Unzumutbar wird es beispielsweise dann, wenn Hühner und Hähne zu oft zu laut sind. So untersagte das Oberlandesgericht Celle die Hühnerhaltung, wenn deren Gegacker den Nachbarn unzumutbar belästige (Az.: 4 U 37/87). Laut Landgericht Hildesheim zählt auch der Hahnenschrei zur Unzeit dazu (Az.: 7 S 541/89). Lassen sich jedoch laut quakende Frösche im Nachbarsteich nieder, haben Nachbarn, die sich dadurch beeinträchtigt fühlen, keine guten Aussichten. Denn Frösche zählen als Amphibien zu den geschützten Arten.
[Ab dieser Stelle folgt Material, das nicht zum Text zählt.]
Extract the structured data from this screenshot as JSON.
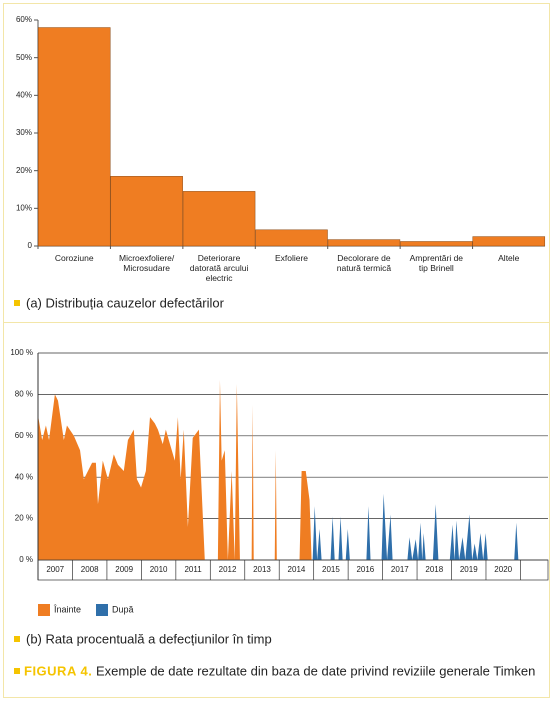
{
  "chart_data": [
    {
      "type": "bar",
      "caption": "(a) Distribuția cauzelor defectărilor",
      "categories": [
        "Coroziune",
        "Microexfoliere/ Microsudare",
        "Deteriorare datorată arcului electric",
        "Exfoliere",
        "Decolorare de natură termică",
        "Amprentări de tip Brinell",
        "Altele"
      ],
      "values": [
        58,
        18.5,
        14.5,
        4.3,
        1.7,
        1.2,
        2.5
      ],
      "color": "#ef7d22",
      "ylim": [
        0,
        60
      ],
      "yticks": [
        0,
        {
          "value": 10,
          "label": "10%"
        },
        {
          "value": 20,
          "label": "20%"
        },
        {
          "value": 30,
          "label": "30%"
        },
        {
          "value": 40,
          "label": "40%"
        },
        {
          "value": 50,
          "label": "50%"
        },
        {
          "value": 60,
          "label": "60%"
        }
      ]
    },
    {
      "type": "area",
      "caption": "(b) Rata procentuală a defecțiunilor în timp",
      "xlim": [
        2007,
        2021.8
      ],
      "ylim": [
        0,
        100
      ],
      "xticks": [
        {
          "value": 2007.5,
          "label": "2007"
        },
        {
          "value": 2008.5,
          "label": "2008"
        },
        {
          "value": 2009.5,
          "label": "2009"
        },
        {
          "value": 2010.5,
          "label": "2010"
        },
        {
          "value": 2011.5,
          "label": "2011"
        },
        {
          "value": 2012.5,
          "label": "2012"
        },
        {
          "value": 2013.5,
          "label": "2013"
        },
        {
          "value": 2014.5,
          "label": "2014"
        },
        {
          "value": 2015.5,
          "label": "2015"
        },
        {
          "value": 2016.5,
          "label": "2016"
        },
        {
          "value": 2017.5,
          "label": "2017"
        },
        {
          "value": 2018.5,
          "label": "2018"
        },
        {
          "value": 2019.5,
          "label": "2019"
        },
        {
          "value": 2020.5,
          "label": "2020"
        }
      ],
      "yticks": [
        {
          "value": 0,
          "label": "0 %"
        },
        {
          "value": 20,
          "label": "20 %"
        },
        {
          "value": 40,
          "label": "40 %"
        },
        {
          "value": 60,
          "label": "60 %"
        },
        {
          "value": 80,
          "label": "80 %"
        },
        {
          "value": 100,
          "label": "100 %"
        }
      ],
      "grid": true,
      "series": [
        {
          "name": "Înainte",
          "color": "#ef7d22",
          "x": [
            2007.0,
            2007.12,
            2007.23,
            2007.32,
            2007.49,
            2007.58,
            2007.75,
            2007.84,
            2008.04,
            2008.22,
            2008.33,
            2008.57,
            2008.68,
            2008.74,
            2008.88,
            2009.03,
            2009.2,
            2009.32,
            2009.49,
            2009.61,
            2009.78,
            2009.87,
            2009.99,
            2010.13,
            2010.25,
            2010.39,
            2010.48,
            2010.62,
            2010.71,
            2010.83,
            2010.97,
            2011.06,
            2011.14,
            2011.23,
            2011.35,
            2011.49,
            2011.67,
            2011.84,
            2012.22,
            2012.28,
            2012.33,
            2012.42,
            2012.51,
            2012.62,
            2012.71,
            2012.77,
            2012.86,
            2013.2,
            2013.23,
            2013.26,
            2013.87,
            2013.9,
            2013.93,
            2014.59,
            2014.65,
            2014.77,
            2014.88,
            2014.94
          ],
          "values": [
            70,
            58,
            65,
            58,
            80,
            77,
            58,
            65,
            60,
            53,
            39,
            47,
            47,
            27,
            48,
            39,
            51,
            46,
            43,
            58,
            63,
            39,
            35,
            43,
            69,
            66,
            63,
            56,
            63,
            56,
            48,
            69,
            39,
            63,
            16,
            59,
            63,
            0,
            0,
            87,
            48,
            53,
            0,
            43,
            0,
            85,
            0,
            0,
            75,
            0,
            0,
            53,
            0,
            0,
            43,
            43,
            29,
            0
          ]
        },
        {
          "name": "După",
          "color": "#2f6faa",
          "x": [
            2014.97,
            2015.03,
            2015.1,
            2015.17,
            2015.23,
            2015.49,
            2015.55,
            2015.61,
            2015.72,
            2015.78,
            2015.84,
            2015.93,
            2015.99,
            2016.05,
            2016.53,
            2016.59,
            2016.65,
            2016.97,
            2017.03,
            2017.13,
            2017.23,
            2017.29,
            2017.72,
            2017.78,
            2017.86,
            2017.96,
            2018.03,
            2018.1,
            2018.15,
            2018.19,
            2018.25,
            2018.46,
            2018.54,
            2018.62,
            2018.95,
            2019.03,
            2019.09,
            2019.14,
            2019.22,
            2019.32,
            2019.4,
            2019.52,
            2019.6,
            2019.67,
            2019.75,
            2019.84,
            2019.92,
            2019.99,
            2020.05,
            2020.82,
            2020.88,
            2020.94
          ],
          "values": [
            0,
            26,
            0,
            15,
            0,
            0,
            21,
            0,
            0,
            21,
            0,
            0,
            15,
            0,
            0,
            26,
            0,
            0,
            32,
            0,
            22,
            0,
            0,
            11,
            0,
            10,
            0,
            18,
            0,
            13,
            0,
            0,
            27,
            0,
            0,
            17,
            0,
            19,
            0,
            11,
            0,
            22,
            0,
            8,
            0,
            13,
            0,
            13,
            0,
            0,
            18,
            0
          ]
        }
      ]
    }
  ],
  "figure_caption": {
    "label": "FIGURA 4.",
    "text": "Exemple de date rezultate din baza de date privind reviziile generale Timken"
  }
}
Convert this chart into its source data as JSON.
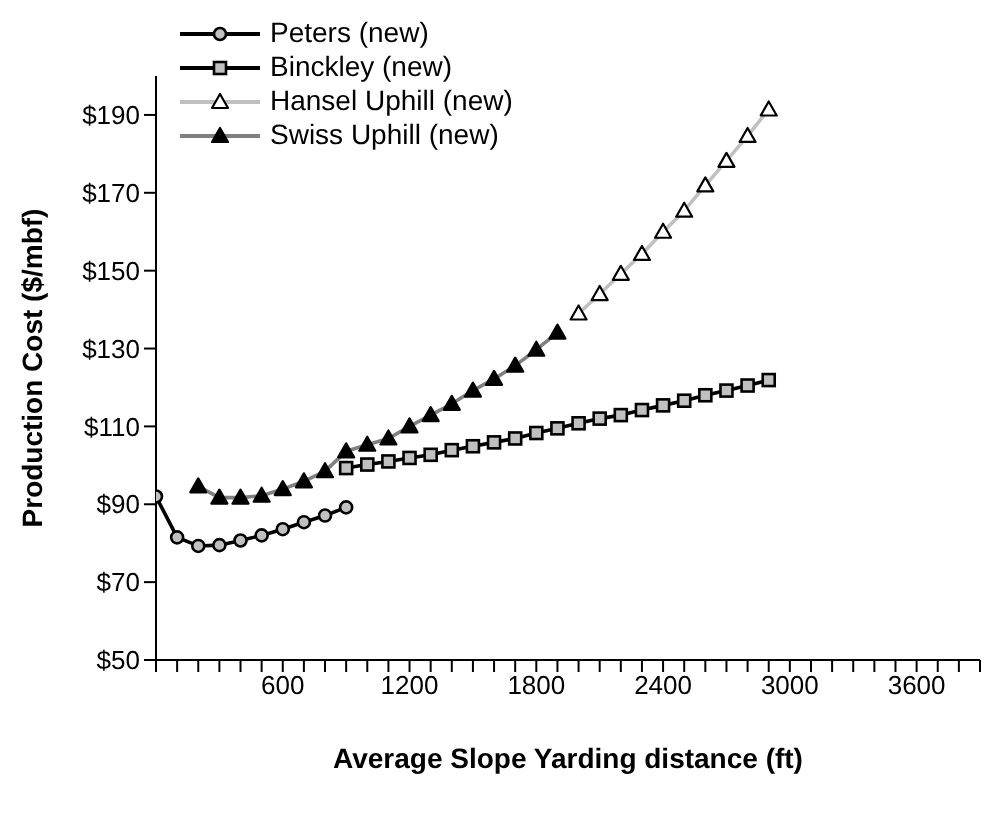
{
  "chart_data": {
    "type": "line",
    "xlabel": "Average Slope Yarding distance (ft)",
    "ylabel": "Production Cost ($/mbf)",
    "xlim": [
      0,
      3900
    ],
    "xticks": [
      {
        "value": 0,
        "label": null
      },
      {
        "value": 100,
        "label": null
      },
      {
        "value": 200,
        "label": null
      },
      {
        "value": 300,
        "label": null
      },
      {
        "value": 400,
        "label": null
      },
      {
        "value": 500,
        "label": null
      },
      600,
      {
        "value": 700,
        "label": null
      },
      {
        "value": 800,
        "label": null
      },
      {
        "value": 900,
        "label": null
      },
      {
        "value": 1000,
        "label": null
      },
      {
        "value": 1100,
        "label": null
      },
      1200,
      {
        "value": 1300,
        "label": null
      },
      {
        "value": 1400,
        "label": null
      },
      {
        "value": 1500,
        "label": null
      },
      {
        "value": 1600,
        "label": null
      },
      {
        "value": 1700,
        "label": null
      },
      1800,
      {
        "value": 1900,
        "label": null
      },
      {
        "value": 2000,
        "label": null
      },
      {
        "value": 2100,
        "label": null
      },
      {
        "value": 2200,
        "label": null
      },
      {
        "value": 2300,
        "label": null
      },
      2400,
      {
        "value": 2500,
        "label": null
      },
      {
        "value": 2600,
        "label": null
      },
      {
        "value": 2700,
        "label": null
      },
      {
        "value": 2800,
        "label": null
      },
      {
        "value": 2900,
        "label": null
      },
      3000,
      {
        "value": 3100,
        "label": null
      },
      {
        "value": 3200,
        "label": null
      },
      {
        "value": 3300,
        "label": null
      },
      {
        "value": 3400,
        "label": null
      },
      {
        "value": 3500,
        "label": null
      },
      3600,
      {
        "value": 3700,
        "label": null
      },
      {
        "value": 3800,
        "label": null
      },
      {
        "value": 3900,
        "label": null
      }
    ],
    "ylim": [
      50,
      200
    ],
    "yticks": [
      {
        "value": 50,
        "label": "$50"
      },
      {
        "value": 70,
        "label": "$70"
      },
      {
        "value": 90,
        "label": "$90"
      },
      {
        "value": 110,
        "label": "$110"
      },
      {
        "value": 130,
        "label": "$130"
      },
      {
        "value": 150,
        "label": "$150"
      },
      {
        "value": 170,
        "label": "$170"
      },
      {
        "value": 190,
        "label": "$190"
      }
    ],
    "grid": false,
    "legend": "top left",
    "line_style": "solid",
    "series": [
      {
        "name": "Peters (new)",
        "color": "#000000",
        "marker": "circle",
        "x": [
          0,
          100,
          200,
          300,
          400,
          500,
          600,
          700,
          800,
          900
        ],
        "values": [
          92,
          81.5,
          79.3,
          79.5,
          80.7,
          82,
          83.6,
          85.4,
          87.1,
          89.2
        ]
      },
      {
        "name": "Binckley (new)",
        "color": "#000000",
        "marker": "square",
        "x": [
          900,
          1000,
          1100,
          1200,
          1300,
          1400,
          1500,
          1600,
          1700,
          1800,
          1900,
          2000,
          2100,
          2200,
          2300,
          2400,
          2500,
          2600,
          2700,
          2800,
          2900
        ],
        "values": [
          99.3,
          100.2,
          101,
          101.9,
          102.7,
          103.9,
          104.9,
          105.9,
          106.9,
          108.3,
          109.5,
          110.8,
          112,
          112.9,
          114.2,
          115.4,
          116.6,
          118,
          119.2,
          120.5,
          121.9
        ]
      },
      {
        "name": "Hansel Uphill (new)",
        "color": "#c0c0c0",
        "marker": "triangle",
        "x": [
          2000,
          2100,
          2200,
          2300,
          2400,
          2500,
          2600,
          2700,
          2800,
          2900
        ],
        "values": [
          139,
          144,
          149.2,
          154.3,
          160,
          165.4,
          171.9,
          178.2,
          184.6,
          191.4
        ]
      },
      {
        "name": "Swiss Uphill (new)",
        "color": "#808080",
        "marker": "triangle",
        "x": [
          200,
          300,
          400,
          500,
          600,
          700,
          800,
          900,
          1000,
          1100,
          1200,
          1300,
          1400,
          1500,
          1600,
          1700,
          1800,
          1900
        ],
        "values": [
          94.6,
          91.7,
          91.7,
          92.2,
          93.9,
          95.9,
          98.5,
          103.6,
          105.3,
          106.9,
          110,
          112.9,
          115.8,
          119.2,
          122.2,
          125.6,
          129.7,
          134.1
        ]
      }
    ]
  }
}
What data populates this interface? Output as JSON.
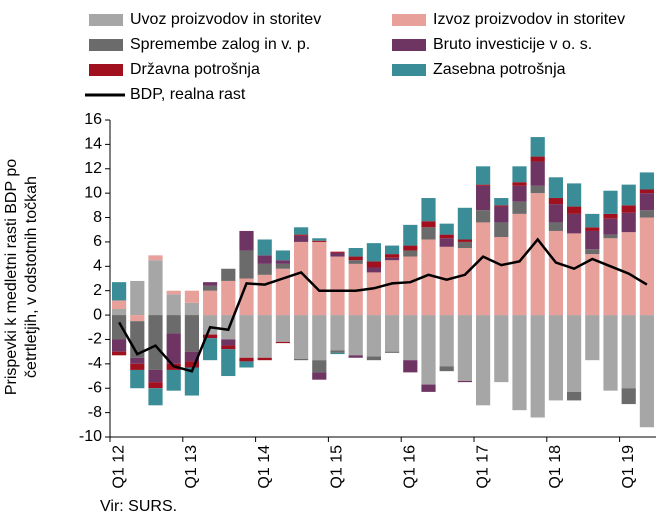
{
  "chart_data": {
    "type": "bar",
    "stacked": true,
    "y_label": "Prispevki k medletni rasti BDP po četrtletjih, v odstotnih  točkah",
    "source": "Vir: SURS.",
    "categories": [
      "Q1 12",
      null,
      null,
      null,
      "Q1 13",
      null,
      null,
      null,
      "Q1 14",
      null,
      null,
      null,
      "Q1 15",
      null,
      null,
      null,
      "Q1 16",
      null,
      null,
      null,
      "Q1 17",
      null,
      null,
      null,
      "Q1 18",
      null,
      null,
      null,
      "Q1 19",
      null
    ],
    "ylim": [
      -10,
      16
    ],
    "yticks": [
      -10,
      -8,
      -6,
      -4,
      -2,
      0,
      2,
      4,
      6,
      8,
      10,
      12,
      14,
      16
    ],
    "series": [
      {
        "name": "Uvoz proizvodov in storitev",
        "color": "#a6a6a6",
        "values": [
          0.5,
          2.8,
          4.5,
          1.7,
          1.0,
          -1.6,
          -2.0,
          -3.5,
          -3.5,
          -2.2,
          -3.6,
          -3.7,
          -2.9,
          -3.3,
          -3.4,
          -3.0,
          -3.7,
          -5.7,
          -4.2,
          -5.4,
          -7.4,
          -5.5,
          -7.8,
          -8.4,
          -7.0,
          -6.3,
          -3.7,
          -6.2,
          -6.0,
          -9.2
        ]
      },
      {
        "name": "Izvoz proizvodov in storitev",
        "color": "#e8a09a",
        "values": [
          0.7,
          -0.5,
          0.4,
          0.3,
          1.0,
          2.0,
          2.8,
          3.0,
          3.3,
          3.8,
          6.0,
          6.0,
          4.8,
          4.2,
          3.5,
          4.5,
          4.8,
          6.2,
          5.6,
          5.5,
          7.6,
          6.4,
          8.3,
          10.0,
          6.9,
          6.7,
          5.0,
          6.3,
          6.8,
          8.0
        ]
      },
      {
        "name": "Spremembe zalog in v. p.",
        "color": "#6b6b6b",
        "values": [
          -2.0,
          -3.0,
          -4.5,
          -1.5,
          -3.0,
          0.4,
          1.0,
          2.3,
          0.9,
          0.4,
          -0.1,
          -1.0,
          -0.2,
          0.3,
          -0.3,
          -0.1,
          0.5,
          1.0,
          -0.4,
          0.5,
          1.0,
          1.2,
          1.0,
          0.6,
          0.7,
          -0.7,
          0.4,
          0.3,
          -1.3,
          0.6
        ]
      },
      {
        "name": "Bruto investicije v o. s.",
        "color": "#6e3563",
        "values": [
          -1.0,
          -0.5,
          -1.0,
          -2.5,
          -0.8,
          0.3,
          -0.5,
          1.6,
          0.7,
          0.3,
          0.5,
          -0.6,
          0.3,
          -0.2,
          0.4,
          0.2,
          -1.0,
          -0.6,
          0.7,
          -0.1,
          2.0,
          1.3,
          1.3,
          2.0,
          1.5,
          1.6,
          1.5,
          1.3,
          1.6,
          1.4
        ]
      },
      {
        "name": "Državna potrošnja",
        "color": "#a0101e",
        "values": [
          -0.3,
          -0.5,
          -0.5,
          -0.5,
          -0.5,
          -0.3,
          -0.3,
          -0.3,
          -0.2,
          -0.1,
          0.1,
          0.1,
          0.1,
          0.3,
          0.5,
          0.3,
          0.4,
          0.5,
          0.3,
          0.2,
          0.1,
          0.1,
          0.3,
          0.4,
          0.5,
          0.6,
          0.3,
          0.4,
          0.6,
          0.3
        ]
      },
      {
        "name": "Zasebna potrošnja",
        "color": "#3a8c97",
        "values": [
          1.5,
          -1.5,
          -1.4,
          -1.7,
          -2.3,
          -1.8,
          -2.2,
          -0.5,
          1.3,
          0.8,
          0.6,
          0.2,
          -0.1,
          0.7,
          1.5,
          0.7,
          1.7,
          1.9,
          0.9,
          2.6,
          1.5,
          0.6,
          1.3,
          1.6,
          1.7,
          1.9,
          1.1,
          1.9,
          1.7,
          1.4
        ]
      },
      {
        "name": "BDP, realna rast",
        "color": "#000000",
        "kind": "line",
        "values": [
          -0.6,
          -3.2,
          -2.5,
          -4.2,
          -4.6,
          -1.0,
          -1.2,
          2.6,
          2.5,
          3.0,
          3.5,
          2.0,
          2.0,
          2.0,
          2.2,
          2.6,
          2.7,
          3.3,
          2.9,
          3.3,
          4.8,
          4.1,
          4.4,
          6.2,
          4.3,
          3.8,
          4.6,
          4.0,
          3.4,
          2.5
        ]
      }
    ]
  }
}
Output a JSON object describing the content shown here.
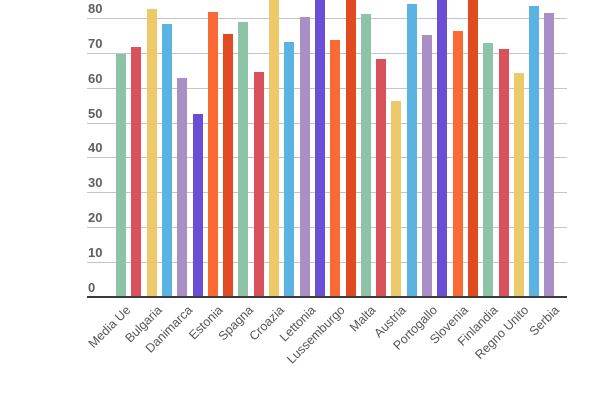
{
  "chart_data": {
    "type": "bar",
    "title": "",
    "xlabel": "",
    "ylabel": "",
    "ylim": [
      0,
      85
    ],
    "yticks": [
      0,
      10,
      20,
      30,
      40,
      50,
      60,
      70,
      80
    ],
    "grid": true,
    "legend": null,
    "categories": [
      "Media Ue",
      "",
      "Bulgaria",
      "",
      "Danimarca",
      "",
      "Estonia",
      "",
      "Spagna",
      "",
      "Croazia",
      "",
      "Lettonia",
      "",
      "Lussemburgo",
      "",
      "Malta",
      "",
      "Austria",
      "",
      "Portogallo",
      "",
      "Slovenia",
      "",
      "Finlandia",
      "",
      "Regno Unito",
      "",
      "Serbia"
    ],
    "values": [
      69.4,
      71.4,
      82.3,
      78.0,
      62.5,
      52.2,
      81.4,
      75.2,
      78.4,
      64.3,
      86,
      72.9,
      80.0,
      86,
      73.4,
      86,
      80.8,
      68.0,
      55.9,
      83.7,
      74.9,
      86,
      76.0,
      86,
      72.5,
      70.8,
      63.8,
      83.1,
      81.1
    ],
    "colors": [
      "#8DC3A7",
      "#D9515B",
      "#EDC96A",
      "#5BB3E4",
      "#A98FC6",
      "#6A4FD6",
      "#FB6A35",
      "#E04B22",
      "#8DC3A7",
      "#D9515B",
      "#EDC96A",
      "#5BB3E4",
      "#A98FC6",
      "#6A4FD6",
      "#FB6A35",
      "#E04B22",
      "#8DC3A7",
      "#D9515B",
      "#EDC96A",
      "#5BB3E4",
      "#A98FC6",
      "#6A4FD6",
      "#FB6A35",
      "#E04B22",
      "#8DC3A7",
      "#D9515B",
      "#EDC96A",
      "#5BB3E4",
      "#A98FC6"
    ],
    "notes": "Bars for indexes 10, 13, 15, 21, 23 extend beyond the visible top of the chart (clipped, >85)."
  },
  "axis": {
    "y_labels": [
      "0",
      "10",
      "20",
      "30",
      "40",
      "50",
      "60",
      "70",
      "80"
    ]
  }
}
Für Ärger kann aber nicht nur die Lautstärke eines Haustiers, sondern auch dessen Kot sorgen. Setzen Hunde, Katzen oder andere Tiere ihre Haufen ständig in den Garten, auf den Balkon oder gar in die Wohnung von Nachbarn, müssen die das nicht hinnehmen, bestätigte das Landgericht Bonn (Az.: 8 S 142/09). Die Tierhaltenden haben dafür zu sorgen, dass die Ausscheidungen der Tiere nicht im Garten der Nachbarn landen. Geschieht dies dennoch, können Gerichte dies als Ordnungswidrigkeit werten, da Hundekot Krankheitserreger enthalten kann und daher rechtlich als Abfall gilt.